Apollon Tsochlas Απόλλων Τσόχλας

Neaniki Estia Megaridas
- Position: Point guard / shooting guard
- League: Greek A2 Basket League

Personal information
- Born: August 20, 1983 (age 42) Athens, Greece
- Nationality: Greek
- Listed height: 6 ft 2.5 in (1.89 m)
- Listed weight: 180 lb (82 kg)

Career information
- Playing career: 2005–present

Career history
- 2005–2008: Doukas
- 2008–2009: Kefallonia
- 2009–2013: Rethymno
- 2013–2020: PAOK
- 2020–2021: Olympiacos B
- 2021–2022: Tritonas
- 2022–2023: Psychiko
- 2023–present: Neaniki Estia Megaridas

= Apollon Tsochlas =

Greek professional basketball player

Apollon Tsochlas (alternate spellings: Apollonas, Apollona) (Greek: Απόλλων Τσόχλας; born August 20, 1983) is a Greek professional basketball player for Neaniki Estia Megaridas of the Greek A2 Basket League. He is a 6 ft 2 in (1.89 m) tall point guard-shooting guard.

==Early career==
Tsochlas started playing basketball with the youth clubs of Aris Glyfadas.

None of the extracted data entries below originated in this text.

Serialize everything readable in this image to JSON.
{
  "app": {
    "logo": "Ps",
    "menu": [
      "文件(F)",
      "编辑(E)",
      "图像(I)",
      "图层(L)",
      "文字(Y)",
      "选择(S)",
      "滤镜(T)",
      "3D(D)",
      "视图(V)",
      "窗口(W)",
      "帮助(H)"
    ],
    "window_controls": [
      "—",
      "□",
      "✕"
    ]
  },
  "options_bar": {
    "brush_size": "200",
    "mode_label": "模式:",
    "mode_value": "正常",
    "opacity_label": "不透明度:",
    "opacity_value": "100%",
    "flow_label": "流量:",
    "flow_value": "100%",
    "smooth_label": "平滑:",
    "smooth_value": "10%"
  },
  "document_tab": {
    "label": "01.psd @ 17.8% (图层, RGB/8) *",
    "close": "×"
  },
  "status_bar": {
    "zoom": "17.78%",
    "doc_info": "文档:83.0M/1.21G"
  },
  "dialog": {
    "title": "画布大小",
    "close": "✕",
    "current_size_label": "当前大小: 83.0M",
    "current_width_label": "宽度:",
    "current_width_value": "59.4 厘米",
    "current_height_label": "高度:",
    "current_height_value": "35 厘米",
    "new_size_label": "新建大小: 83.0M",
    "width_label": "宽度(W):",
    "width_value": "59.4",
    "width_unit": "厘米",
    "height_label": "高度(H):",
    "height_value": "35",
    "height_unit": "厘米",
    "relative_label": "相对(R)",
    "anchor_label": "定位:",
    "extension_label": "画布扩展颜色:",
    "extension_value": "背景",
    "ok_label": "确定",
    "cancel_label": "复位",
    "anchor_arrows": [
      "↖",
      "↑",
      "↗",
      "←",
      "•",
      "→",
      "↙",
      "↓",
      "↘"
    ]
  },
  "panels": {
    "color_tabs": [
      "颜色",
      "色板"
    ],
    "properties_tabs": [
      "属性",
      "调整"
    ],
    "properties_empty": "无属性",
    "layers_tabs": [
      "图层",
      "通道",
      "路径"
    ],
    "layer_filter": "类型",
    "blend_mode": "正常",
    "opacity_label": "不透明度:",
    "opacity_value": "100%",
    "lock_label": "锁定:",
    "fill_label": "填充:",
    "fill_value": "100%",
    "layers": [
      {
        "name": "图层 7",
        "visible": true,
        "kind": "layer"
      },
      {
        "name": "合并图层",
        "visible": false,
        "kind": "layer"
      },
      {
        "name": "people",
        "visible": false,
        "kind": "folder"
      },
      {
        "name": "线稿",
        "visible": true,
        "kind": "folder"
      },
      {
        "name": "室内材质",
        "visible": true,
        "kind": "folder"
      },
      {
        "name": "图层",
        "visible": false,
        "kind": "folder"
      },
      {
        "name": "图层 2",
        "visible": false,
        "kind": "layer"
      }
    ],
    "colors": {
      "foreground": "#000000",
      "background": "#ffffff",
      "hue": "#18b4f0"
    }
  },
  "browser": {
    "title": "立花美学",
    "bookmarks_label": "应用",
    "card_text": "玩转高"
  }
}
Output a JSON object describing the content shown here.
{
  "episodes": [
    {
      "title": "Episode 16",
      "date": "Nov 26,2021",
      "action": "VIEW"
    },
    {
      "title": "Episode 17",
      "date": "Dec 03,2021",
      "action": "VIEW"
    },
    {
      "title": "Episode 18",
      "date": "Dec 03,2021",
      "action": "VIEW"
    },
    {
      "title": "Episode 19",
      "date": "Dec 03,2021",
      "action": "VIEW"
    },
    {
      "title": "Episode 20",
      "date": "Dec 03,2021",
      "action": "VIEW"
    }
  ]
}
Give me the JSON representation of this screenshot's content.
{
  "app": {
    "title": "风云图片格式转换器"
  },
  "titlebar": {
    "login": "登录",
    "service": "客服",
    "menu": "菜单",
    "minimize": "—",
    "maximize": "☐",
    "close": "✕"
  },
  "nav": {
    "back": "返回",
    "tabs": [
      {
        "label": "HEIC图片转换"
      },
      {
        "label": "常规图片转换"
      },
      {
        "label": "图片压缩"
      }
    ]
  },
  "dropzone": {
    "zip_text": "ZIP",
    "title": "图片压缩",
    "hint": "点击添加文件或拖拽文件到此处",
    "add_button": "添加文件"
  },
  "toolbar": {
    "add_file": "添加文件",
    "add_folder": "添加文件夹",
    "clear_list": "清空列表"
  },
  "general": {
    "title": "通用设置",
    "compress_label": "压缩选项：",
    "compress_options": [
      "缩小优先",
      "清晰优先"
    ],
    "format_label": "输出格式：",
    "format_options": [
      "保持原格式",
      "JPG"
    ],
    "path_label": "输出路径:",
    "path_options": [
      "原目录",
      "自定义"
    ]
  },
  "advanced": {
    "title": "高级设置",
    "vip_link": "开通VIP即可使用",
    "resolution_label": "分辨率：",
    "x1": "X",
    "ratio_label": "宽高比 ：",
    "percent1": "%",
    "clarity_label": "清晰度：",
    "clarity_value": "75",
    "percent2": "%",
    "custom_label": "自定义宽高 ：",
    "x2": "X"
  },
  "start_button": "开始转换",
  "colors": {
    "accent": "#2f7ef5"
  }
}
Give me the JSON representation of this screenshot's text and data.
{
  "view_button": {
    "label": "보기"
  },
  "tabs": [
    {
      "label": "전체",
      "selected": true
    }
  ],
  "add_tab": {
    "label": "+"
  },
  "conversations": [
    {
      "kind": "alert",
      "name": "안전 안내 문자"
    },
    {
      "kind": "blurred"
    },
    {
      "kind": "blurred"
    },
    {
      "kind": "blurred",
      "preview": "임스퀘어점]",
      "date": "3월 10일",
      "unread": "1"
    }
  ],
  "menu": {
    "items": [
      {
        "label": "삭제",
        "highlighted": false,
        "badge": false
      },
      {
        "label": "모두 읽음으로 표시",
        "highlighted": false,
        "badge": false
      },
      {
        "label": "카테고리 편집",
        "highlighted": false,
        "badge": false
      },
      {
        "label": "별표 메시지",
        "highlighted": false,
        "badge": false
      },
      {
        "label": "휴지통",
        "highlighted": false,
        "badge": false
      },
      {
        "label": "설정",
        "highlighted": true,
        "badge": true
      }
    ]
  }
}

He then played with Kefallonia, in the Greek minor divisions, from 2002 to 2005. He is also known his friendship with Alexandros "Kechas" Kechagadiopoulos who played as a point guard for Evriali Glyfadas.

==Professional career==
Tsochlas made his pro debut in the Greek 2nd Division, with Doukas, in 2005. With Doukas, he played in the Greek 2nd Division in the 2005–06 and 2006–07 seasons, and in the Greek 3rd Division, in the 2007–08 season. He then joined Kefallonias, to play in the Greek 4th Division, for the 2008–09 season.

Tsochlas then played with the Greek club Rethymno, from 2009 to 2013. With Rethymno, he played in the Greek 2nd Division, in the 2009–10 and 2010–11 seasons, before playing in the Greek top-tier level 1st Division, for the first time in his career, in the 2011–12 season. He joined the Greek club PAOK, in 2013.

With PAOK, Tsochlas played in one of the two European-wide 2nd-tier level club competitions, the EuroCup, for the first time, in the 2013–14 season. He also played in the other European-wide 2nd-tier level club competition, the FIBA Champions League, for the first time with PAOK, during the 2016–17 season. In 2017, he re-signed with PAOK, for two more years. On September 6, 2019, Tsochlas again re-signed with PAOK, and he then played his seventh season with the club.

Tsochlas joined the development team of Olympiacos in 2020.